Already a Litigator, Super Bowl's Top Ref Now a Hottie Too

Already a Litigator, Super Bowl's Top Ref Now a Hottie Too Photo: Roger Steinman/AP Referee Clete Blakeman (34) makes a call as he wears pink accented attire in observance of Breast Cancer Awareness during an NFL game between the New England Patriots and Dallas Cowboys on Oct. 11, 2015, in Arlington, Texas.

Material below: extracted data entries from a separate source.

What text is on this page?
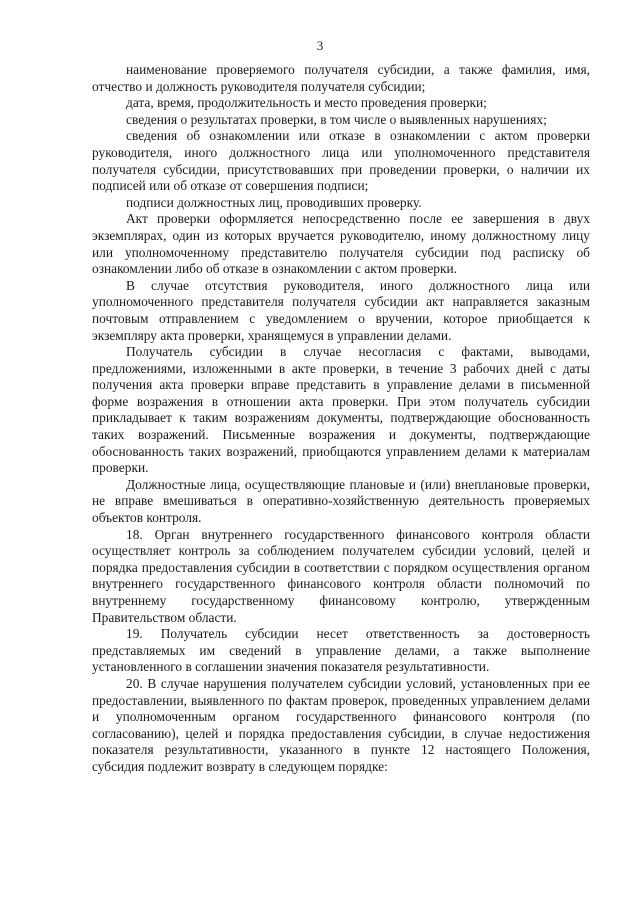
3

наименование проверяемого получателя субсидии, а также фамилия, имя, отчество и должность руководителя получателя субсидии;

дата, время, продолжительность и место проведения проверки;

сведения о результатах проверки, в том числе о выявленных нарушениях;

сведения об ознакомлении или отказе в ознакомлении с актом проверки руководителя, иного должностного лица или уполномоченного представителя получателя субсидии, присутствовавших при проведении проверки, о наличии их подписей или об отказе от совершения подписи;

подписи должностных лиц, проводивших проверку.

Акт проверки оформляется непосредственно после ее завершения в двух экземплярах, один из которых вручается руководителю, иному должностному лицу или уполномоченному представителю получателя субсидии под расписку об ознакомлении либо об отказе в ознакомлении с актом проверки.

В случае отсутствия руководителя, иного должностного лица или уполномоченного представителя получателя субсидии акт направляется заказным почтовым отправлением с уведомлением о вручении, которое приобщается к экземпляру акта проверки, хранящемуся в управлении делами.

Получатель субсидии в случае несогласия с фактами, выводами, предложениями, изложенными в акте проверки, в течение 3 рабочих дней с даты получения акта проверки вправе представить в управление делами в письменной форме возражения в отношении акта проверки. При этом получатель субсидии прикладывает к таким возражениям документы, подтверждающие обоснованность таких возражений. Письменные возражения и документы, подтверждающие обоснованность таких возражений, приобщаются управлением делами к материалам проверки.

Должностные лица, осуществляющие плановые и (или) внеплановые проверки, не вправе вмешиваться в оперативно-хозяйственную деятельность проверяемых объектов контроля.

18. Орган внутреннего государственного финансового контроля области осуществляет контроль за соблюдением получателем субсидии условий, целей и порядка предоставления субсидии в соответствии с порядком осуществления органом внутреннего государственного финансового контроля области полномочий по внутреннему государственному финансовому контролю, утвержденным Правительством области.

19. Получатель субсидии несет ответственность за достоверность представляемых им сведений в управление делами, а также выполнение установленного в соглашении значения показателя результативности.

20. В случае нарушения получателем субсидии условий, установленных при ее предоставлении, выявленного по фактам проверок, проведенных управлением делами и уполномоченным органом государственного финансового контроля (по согласованию), целей и порядка предоставления субсидии, в случае недостижения показателя результативности, указанного в пункте 12 настоящего Положения, субсидия подлежит возврату в следующем порядке:
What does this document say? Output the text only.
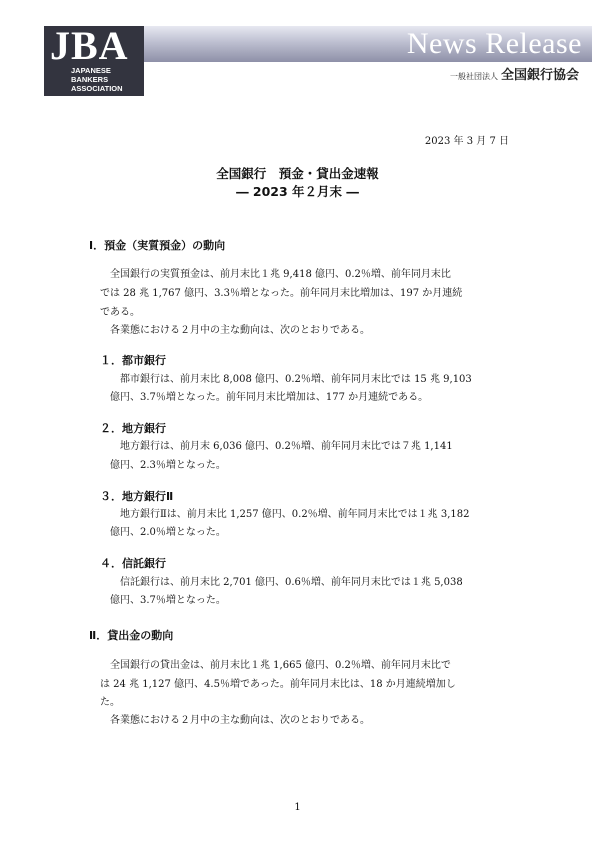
News Release
JBA
JAPANESE
BANKERS
ASSOCIATION
一般社団法人 全国銀行協会
2023 年 3 月 7 日
全国銀行　預金・貸出金速報
― 2023 年２月末 ―
Ⅰ．預金（実質預金）の動向
全国銀行の実質預金は、前月末比１兆 9,418 億円、0.2％増、前年同月末比
では 28 兆 1,767 億円、3.3％増となった。前年同月末比増加は、197 か月連続
である。
各業態における２月中の主な動向は、次のとおりである。
１．都市銀行
都市銀行は、前月末比 8,008 億円、0.2％増、前年同月末比では 15 兆 9,103
億円、3.7％増となった。前年同月末比増加は、177 か月連続である。
２．地方銀行
地方銀行は、前月末 6,036 億円、0.2％増、前年同月末比では７兆 1,141
億円、2.3％増となった。
３．地方銀行Ⅱ
地方銀行Ⅱは、前月末比 1,257 億円、0.2％増、前年同月末比では１兆 3,182
億円、2.0％増となった。
４．信託銀行
信託銀行は、前月末比 2,701 億円、0.6％増、前年同月末比では１兆 5,038
億円、3.7％増となった。
Ⅱ．貸出金の動向
全国銀行の貸出金は、前月末比１兆 1,665 億円、0.2％増、前年同月末比で
は 24 兆 1,127 億円、4.5％増であった。前年同月末比は、18 か月連続増加し
た。
各業態における２月中の主な動向は、次のとおりである。
1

Cletus “Clete” Blakeman, a partner at Omaha’s Carlson & Burnett, went viral on social media Sunday night thanks to his role as the lead referee for Super Bowl 50.

Today.com reported that Blakeman won over National Football League fans and nonfans alike with his “big cheek dimple and a special way with his muscular arm gestures.” Others also chimed in on Blakeman’s newfound sex appeal, with E! Online calling him the big game’s real winner, while US Weekly wondered “Who Is He?

At it happens, Blakeman is a 51-year-old personal injury attorney who was a college quarterback for the University of Nebraska from 1984 to 1987. He became an NFL field judge in 2008 and was promoted to referee two years later. Blakeman didn’t return a call to his office Monday, but his officiating crew drew solid reviews for their work in Super Bowl 50, in which the Carolina Panthers were defeated 24-10 by the Denver Broncos, whose quarterback Peyton Manning is known for frequently calling out “Omaha!” in his cadence on the field.

Blakeman told Omaha Magazine two years ago that he had spoken with Manning about his own Omaha connection. Blakeman spends the NFL offseason focusing on personal injury, wrongful death and general litigation at Carlson & Burnett, an Omaha-based firm he joined from his own shop in 2012. Before becoming an NFL referee, Blakeman officiated Division I college football games.

As it happens, Blakeman isn’t the first beefy attorney to attract attention while in NFL pinstripes. Edward Hochuli, known for his own bulging biceps, is a longtime NFL referee who also serves as a name partner at Phoenix-based Jones, Skelton & Hochuli. Hochuli came under fire in 2008 for a crucial blown call in an NFL game, something that Blakeman has also experienced in 2013 when he failed to explain another noncall.

NFL referees are part-time employees, so it’s not unusual for officials to hold other jobs in the off-season, and several work in the legal arena. The Am Law Daily reported four years ago on the names of a handful of other NFL lawyer-referees, all of whom are members of the National Football League Referees Association, a Kansas City, Missouri-based labor union that has sparred with the league over its representation of officials in collective bargaining negotiations.

The NFLRA paid $193,004 to Kansas City-based Arnold, Newbold, Winter & Jackson during fiscal 2014-2015 to handle “NFL negotiations and other issues,” according to the organization’s most recent LM-2 filing with the U.S. Department of Labor.